Rampe frontale en brique crue

Cette théorie fut développée pour la première fois par l'égyptologue allemand Ludwig Borchardt, interprétant ainsi la présence des vestiges de rampes aux abords de la pyramide de Meïdoum. Elle consiste en une rampe unique, perpendiculaire à une face de la pyramide, dont la pente est constante quelle que soit l'élévation. Cela implique que la longueur de celle-ci croisse proportionnellement avec le nombre d'assises de la pyramide. Les blocs, posés sur des traîneaux, étaient alors charriés sur la rampe à la force des bras. De l'huile, déposée sur le sol, aidait à faire glisser les traîneaux.

L'inconvénient majeur de cette théorie est que la rampe prend des dimensions considérables et qu'elle représente, au final, un travail aussi colossal que la pyramide elle-même. Aussi ce principe fut-il modifié, notamment par Jean-Philippe Lauer, qui propose une rampe linéaire unique en brique crue, perpendiculaire à la face orientée vers le Nil, de longueur variable jusqu'à une faible hauteur puis de longueur constante avec inclinaison variable.

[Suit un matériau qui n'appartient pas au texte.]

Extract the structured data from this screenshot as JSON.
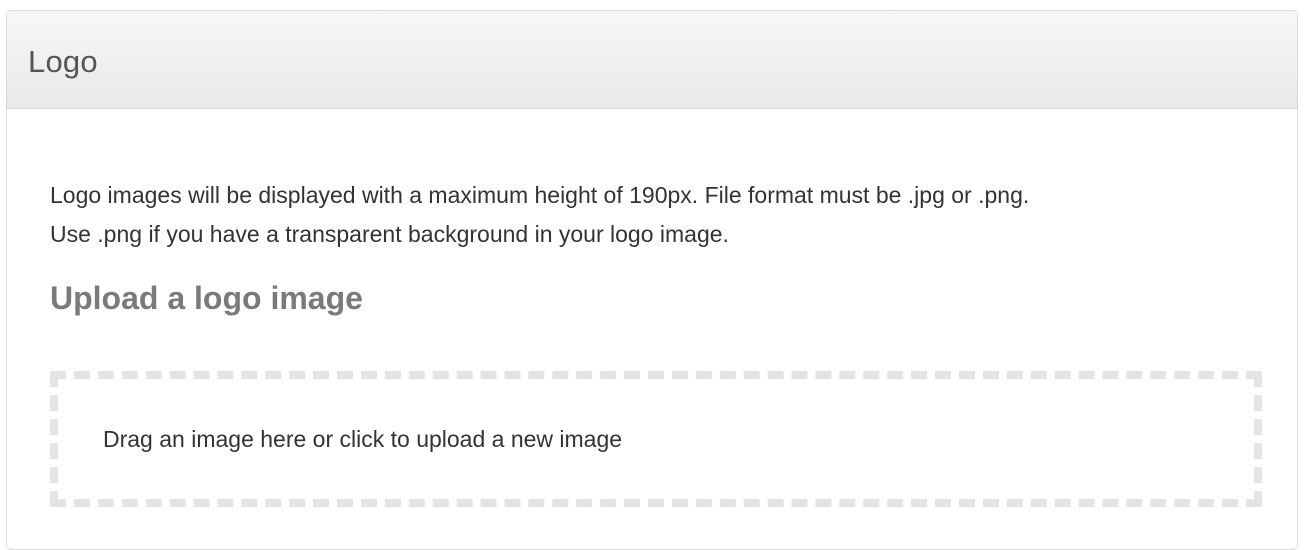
{
  "panel": {
    "title": "Logo",
    "description_line1": "Logo images will be displayed with a maximum height of 190px. File format must be .jpg or .png.",
    "description_line2": "Use .png if you have a transparent background in your logo image.",
    "upload_heading": "Upload a logo image",
    "dropzone_text": "Drag an image here or click to upload a new image"
  },
  "colors": {
    "header_bg": "#ececec",
    "title_text": "#555555",
    "body_text": "#333333",
    "heading_text": "#7a7a7a",
    "dropzone_border": "#e4e4e4"
  }
}
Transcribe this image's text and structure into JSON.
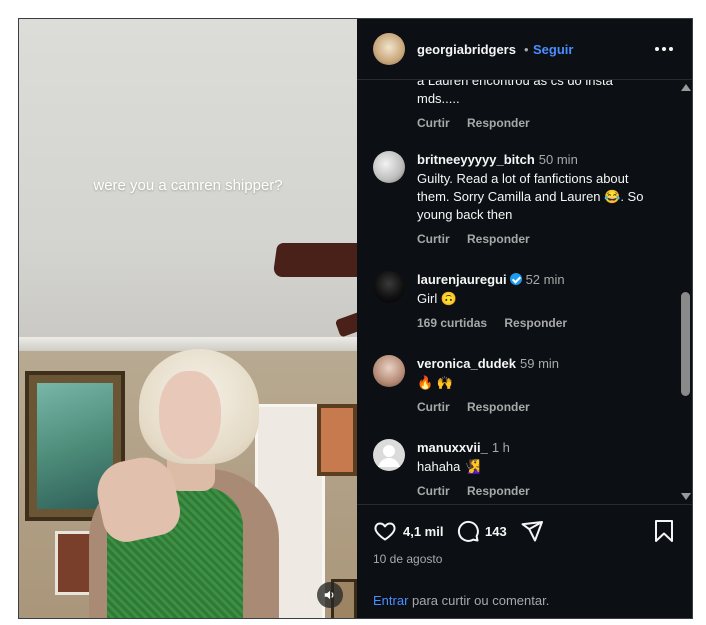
{
  "video": {
    "overlay_text": "were you a camren shipper?",
    "mute_icon": "speaker-icon"
  },
  "header": {
    "username": "georgiabridgers",
    "separator": "•",
    "follow_label": "Seguir",
    "more_icon": "more-horizontal-icon"
  },
  "partial_comment": {
    "text": "a Lauren encontrou as cs do insta mds....."
  },
  "comments": [
    {
      "username": "",
      "time": "",
      "text": "",
      "actions": [
        "Curtir",
        "Responder"
      ]
    },
    {
      "username": "britneeyyyyy_bitch",
      "time": "50 min",
      "text": "Guilty. Read a lot of fanfictions about them. Sorry Camilla and Lauren 😂. So young back then",
      "actions": [
        "Curtir",
        "Responder"
      ]
    },
    {
      "username": "laurenjauregui",
      "verified": true,
      "time": "52 min",
      "text": "Girl 🙃",
      "actions": [
        "169 curtidas",
        "Responder"
      ]
    },
    {
      "username": "veronica_dudek",
      "time": "59 min",
      "text": "🔥 🙌",
      "actions": [
        "Curtir",
        "Responder"
      ]
    },
    {
      "username": "manuxxvii_",
      "time": "1 h",
      "text": "hahaha 🧏‍♀️",
      "actions": [
        "Curtir",
        "Responder"
      ]
    }
  ],
  "footer": {
    "likes": "4,1 mil",
    "comments": "143",
    "date": "10 de agosto",
    "login_link": "Entrar",
    "login_rest": " para curtir ou comentar."
  },
  "colors": {
    "background": "#0c1014",
    "accent_link": "#4a8dff",
    "muted_text": "#a8a8a8",
    "primary_text": "#f5f5f5"
  }
}
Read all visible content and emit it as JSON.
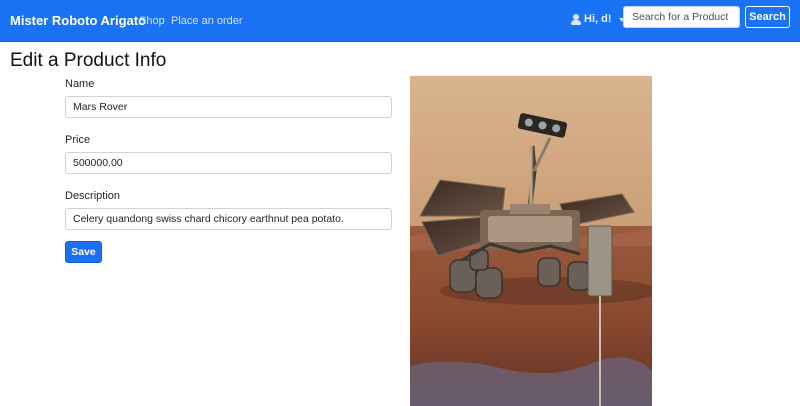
{
  "navbar": {
    "brand": "Mister Roboto Arigato",
    "links": [
      "Shop",
      "Place an order"
    ],
    "user_label": "Hi, d!",
    "search_placeholder": "Search for a Product",
    "search_button": "Search"
  },
  "page": {
    "title": "Edit a Product Info"
  },
  "form": {
    "name_label": "Name",
    "name_value": "Mars Rover",
    "price_label": "Price",
    "price_value": "500000.00",
    "description_label": "Description",
    "description_value": "Celery quandong swiss chard chicory earthnut pea potato.",
    "save_button": "Save"
  },
  "colors": {
    "navbar": "#1a73f5",
    "primary_button": "#1a6ff2"
  },
  "icons": [
    "user-icon",
    "caret-down-icon"
  ]
}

Rampe frontale préconisée par Jean-Philippe Lauer

La rampe, suivant ces deux théories, pose des problèmes de mécanique et de génie civil importants :

- soit la rampe a une pente faible et une longueur extrêmement importante. Le volume de matériaux que représente la rampe, et qu'il faudrait déblayer ensuite est énorme, de l'ordre de grandeur du volume de la pyramide elle-même ;

- soit sa pente s'élève à mesure que la pyramide se construit, ce qui lui donne une pente très forte. La pente pour hisser les blocs devient énorme, bien au-delà de ce qui est admissible pour une voie praticable, et a fortiori pour hisser des blocs.

Cette théorie présente donc des lacunes. Elle est difficile à concilier avec la tenue des sols, la place disponible, qui sont connus des ingénieurs civils, et les possibilités de traction humaine, qui sont aujourd'hui mieux connues grâce à l'archéologie expérimentale.

Rampe hélicoïdale en brique crue

Cette théorie est retenue par de nombreux commentateurs. Elle s'appuie sur une construction de la pyramide avec des rampes de brique crue parallèles aux faces et permettant de tirer les blocs de pierre d'un étage à l'autre. Enveloppant entièrement la construction, cette rampe aurait permis l'élaboration de chaque assise, pierres de parement incluses, offrant une explication plausible à la finition des pierres de revêtement à partir du sommet de la pyramide. En effet, une fois le pyramidion posé, il ne restait plus qu'à démanteler la rampe à partir du sommet, dévoilant les blocs de parement qu'il suffisait de ravaler. Certains objectent à cette théorie le fait que la construction de ces rampes aurait demandé une énergie colossale, que les pentes retenues seraient incompatibles avec la tenue géotechnique des matériaux employés et qu'elle est en contradiction avec le témoignage d'Hérodote.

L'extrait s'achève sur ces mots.